Por Milton Oliveira
Nozinho
Sobre as movimentações agitadas das águas do mar, bem distante da praia, erguia-se o sol alaranjado, dentro do leito de fogo e sangue. Aos poucos, porém, ia perdendo cor escarlate e começava a ficar pujante, como só ele sabe ser.
Deitava sobre as águas revoltas um filete de sangue, comprido e cheio de fascínio, quase um acinte ou um desaforo ao escuro a fugir espavorido.
Furtava-se o sol, por ordem natural, de ser testemunha da tempestade assustadora que caíra na noite que se fora.
A borrasca começou com um vento forte e atrevido. Foi crescendo, crescendo, crescendo. As palhas dos coqueiros gritavam clemência num barulho de causar pena. Os tetos de folhas de zinco voaram nas asas de gritos escandalosos. As casas de madeira, equilibradas sobre a areia mosqueada pelo desleixo humano, ameaçavam ruir, deixando os moradores dominados pelo medo, agrupados sobre a cama de olor característico, convictos da chegada da indesejada de todos.

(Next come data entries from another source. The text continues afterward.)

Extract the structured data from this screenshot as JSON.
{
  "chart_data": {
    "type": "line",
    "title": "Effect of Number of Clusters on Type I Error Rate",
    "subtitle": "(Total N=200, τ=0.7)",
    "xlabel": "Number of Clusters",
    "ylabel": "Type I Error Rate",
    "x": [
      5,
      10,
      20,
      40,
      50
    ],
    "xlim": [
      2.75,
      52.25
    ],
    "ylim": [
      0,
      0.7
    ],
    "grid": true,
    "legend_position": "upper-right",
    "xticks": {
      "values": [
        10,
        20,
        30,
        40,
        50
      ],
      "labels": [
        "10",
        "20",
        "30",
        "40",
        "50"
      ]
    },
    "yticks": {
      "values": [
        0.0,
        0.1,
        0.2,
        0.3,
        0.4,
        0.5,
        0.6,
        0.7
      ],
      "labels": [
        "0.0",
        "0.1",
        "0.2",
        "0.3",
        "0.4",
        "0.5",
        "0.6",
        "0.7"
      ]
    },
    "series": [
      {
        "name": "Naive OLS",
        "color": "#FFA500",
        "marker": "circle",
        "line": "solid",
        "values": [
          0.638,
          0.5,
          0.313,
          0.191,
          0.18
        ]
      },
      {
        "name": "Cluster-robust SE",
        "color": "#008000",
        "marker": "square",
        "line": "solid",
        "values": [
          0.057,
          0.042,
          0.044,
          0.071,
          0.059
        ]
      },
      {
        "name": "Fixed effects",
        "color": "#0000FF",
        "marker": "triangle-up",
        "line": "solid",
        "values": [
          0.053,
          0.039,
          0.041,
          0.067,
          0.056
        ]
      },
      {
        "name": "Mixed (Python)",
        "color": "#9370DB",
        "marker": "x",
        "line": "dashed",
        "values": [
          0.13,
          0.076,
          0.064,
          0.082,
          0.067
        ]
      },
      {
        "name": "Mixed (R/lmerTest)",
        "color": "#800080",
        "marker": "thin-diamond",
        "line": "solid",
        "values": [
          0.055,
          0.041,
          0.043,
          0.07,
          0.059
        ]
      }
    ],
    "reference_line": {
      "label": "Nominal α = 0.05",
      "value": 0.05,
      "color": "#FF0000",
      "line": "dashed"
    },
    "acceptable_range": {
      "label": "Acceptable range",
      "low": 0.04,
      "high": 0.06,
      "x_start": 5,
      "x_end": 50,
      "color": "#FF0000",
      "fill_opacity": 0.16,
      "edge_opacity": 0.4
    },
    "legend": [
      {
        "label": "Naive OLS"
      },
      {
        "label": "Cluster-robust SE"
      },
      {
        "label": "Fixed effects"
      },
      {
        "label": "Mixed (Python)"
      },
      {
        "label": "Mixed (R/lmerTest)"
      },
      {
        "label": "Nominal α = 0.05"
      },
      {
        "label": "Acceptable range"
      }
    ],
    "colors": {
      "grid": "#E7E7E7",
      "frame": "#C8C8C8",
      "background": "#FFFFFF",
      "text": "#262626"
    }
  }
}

Passava da meia-noite quando a natureza diminuiu sua fúria.
Pouco a pouco surgiram, no retângulo das janelas abertas, os vultos desgrenhados, olhos injetados de temor, nunca se tinha visto uma fúria daquelas.
E a notícia se espalhou rapidamente:
– O veleiro de Nozinho foi tragado pelas ondas do mar.
Reuniram-se na praia, todos. Olhos perdidos na escuridão do mar revolto. Comentários e lamúrias diversos.
E a presumida viúva chegou carregada pelas mãos dos solidários vizinhos. Cabelos colados à pele macerada. Pingos da chuva misturados às lágrimas abundantes e silenciosas. Suspiros fortes, virgulados de profundo silêncio.
Assim se arrastou, pelo restante da madrugada, a espera, a dor, o pranto.
Estava claro o dia, quando se viu, numa onda distante, bem longe, uma mancha negra a oscilar.
Arregalaram-se olhos, na ânsia de reconhecer os destroços da embarcação do melhor pescador da vila. Em poucos minutos, dúvida alguma existia. O mastro tinha as cores da cobra coral, o Santa Cruz do coração de Nozinho.
E chegou à praia, horas depois, a lateral da embarcação arrastando o que sobrou do mastro despido de bandeira e cordas, trem de angústia e dor. O mar atirou tudo ali, com desprezo, e recuou barulhento, para regressar, no instante seguinte, com a mesma ousadia e destemor, indo e voltando, indiferente ao drama a atormentar as pessoas reunidas na areia, os pés descalços, os corpos quase desnudos.
Pouco a pouco, porém, a multidão foi se desfazendo, cada um levando para casa seu desgosto, sua frustração. Só ficou na praia a pobre mulher de pele lívida, rosto amargurado, olhos injetados de pavor, perdidos na imensidão do mar.
Sem alimenta a menor dúvida a respeito da tragédia, Sabrina se deu por vencida. E os vizinhos guiaram-na de volta ao lar tocado de dor e lembranças duradouras.
O corpo de Nozinho não foi devolvido. Certamente, em reconhecimento por sua bravura indômita, os peixes do fundo do mar cuidaram em lhe fazer enterro solene, digno de um grande pescador.
Uma semana depois um cargueiro americano encontrou um corpo a deriva, tostado pelo sol, clamando por água e comida, sobre os destroços de uma tábua do convés.
Quando Sabrina foi verificar quem batia na porta, àquela hora da
madrugada, quase morreu de susto.
E a vila inteira despertou em festa, que durou o dia inteiro e entrou noite adentro.